New York
“So You Want to See”
e-flux
172 Classon Avenue
April 17–June 6, 2015
“Some clients ask us to piss on them, but I'd be happy to shit on them on behalf of all women.” So opens this group exhibition—including works by Sanja Iveković, Rajkamal Kahlon, Victoria Lomasko, OKO, Cecilia Vicuña, and Carla Zaccagnini—with the words of one woman in Lomasko’s Girls, 2012, a collection of impromptu sketches of Russian sex workers whom the artist interviewed. It’s not the only sentence in the exhibition that rings with the easily recognizable sound of necessity. “They are willing to bury us alive,” reports Nadezhda Tolokonnikova in Lomasko’s Pretrial Tagansky Hearing Pussy Riot, 2012. Here is a show for a world already buried alive in the shit of patriarchy.

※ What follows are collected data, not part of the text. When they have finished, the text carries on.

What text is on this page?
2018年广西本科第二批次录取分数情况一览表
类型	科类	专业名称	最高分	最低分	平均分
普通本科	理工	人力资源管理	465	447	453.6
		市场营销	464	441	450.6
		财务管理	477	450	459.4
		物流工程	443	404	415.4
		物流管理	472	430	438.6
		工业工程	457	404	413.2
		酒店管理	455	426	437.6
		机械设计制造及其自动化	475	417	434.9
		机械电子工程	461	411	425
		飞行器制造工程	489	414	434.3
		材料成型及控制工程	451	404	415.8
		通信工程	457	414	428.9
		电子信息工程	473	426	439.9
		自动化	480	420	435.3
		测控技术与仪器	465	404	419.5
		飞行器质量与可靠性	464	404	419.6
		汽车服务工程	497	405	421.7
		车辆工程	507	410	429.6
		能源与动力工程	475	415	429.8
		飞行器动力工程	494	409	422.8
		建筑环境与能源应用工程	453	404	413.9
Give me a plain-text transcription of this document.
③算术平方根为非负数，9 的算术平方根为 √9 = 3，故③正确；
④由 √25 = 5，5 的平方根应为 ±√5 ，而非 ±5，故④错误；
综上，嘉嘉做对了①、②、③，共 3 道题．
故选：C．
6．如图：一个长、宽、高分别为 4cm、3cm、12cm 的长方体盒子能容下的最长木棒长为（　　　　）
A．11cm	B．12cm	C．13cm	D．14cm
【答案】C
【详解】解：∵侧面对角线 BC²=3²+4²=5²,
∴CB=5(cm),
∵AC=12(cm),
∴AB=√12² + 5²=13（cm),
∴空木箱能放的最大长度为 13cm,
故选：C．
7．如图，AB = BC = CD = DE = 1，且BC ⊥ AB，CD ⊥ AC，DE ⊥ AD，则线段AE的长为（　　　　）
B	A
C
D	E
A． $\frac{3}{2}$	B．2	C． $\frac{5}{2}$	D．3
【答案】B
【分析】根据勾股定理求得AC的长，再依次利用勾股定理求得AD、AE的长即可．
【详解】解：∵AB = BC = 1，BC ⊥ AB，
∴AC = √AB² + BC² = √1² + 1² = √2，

Razor slashes in white paper in Zaccagnini’s My Hieroglyphic on the Velázquez Venus Will Express Much to the Generations of the Future, 2012, abstract the violence chronicled in her book Elements of Beauty (2012), which sits on a bench nearby and is made up of documents of the attacks on paintings in the UK carried out by early twentieth-century suffragettes. It is this legacy of risk and altruistic punishment that holds the crowded show’s formal diversity together. Iveković’s Isn’t She Too Old for That?—On Witches, 2013, combines casual photographs of older women with illuminated witch-hunt illustrations, in a perverse affirmation of the monstrous guises female artists are assigned. As the contemporary feminist Sophia Cleary put it recently: “An isolated lone woman artist is like crazy and disturbed ‘probably poisoned by lead’ but an isolated lone male artist is a glorified monk.”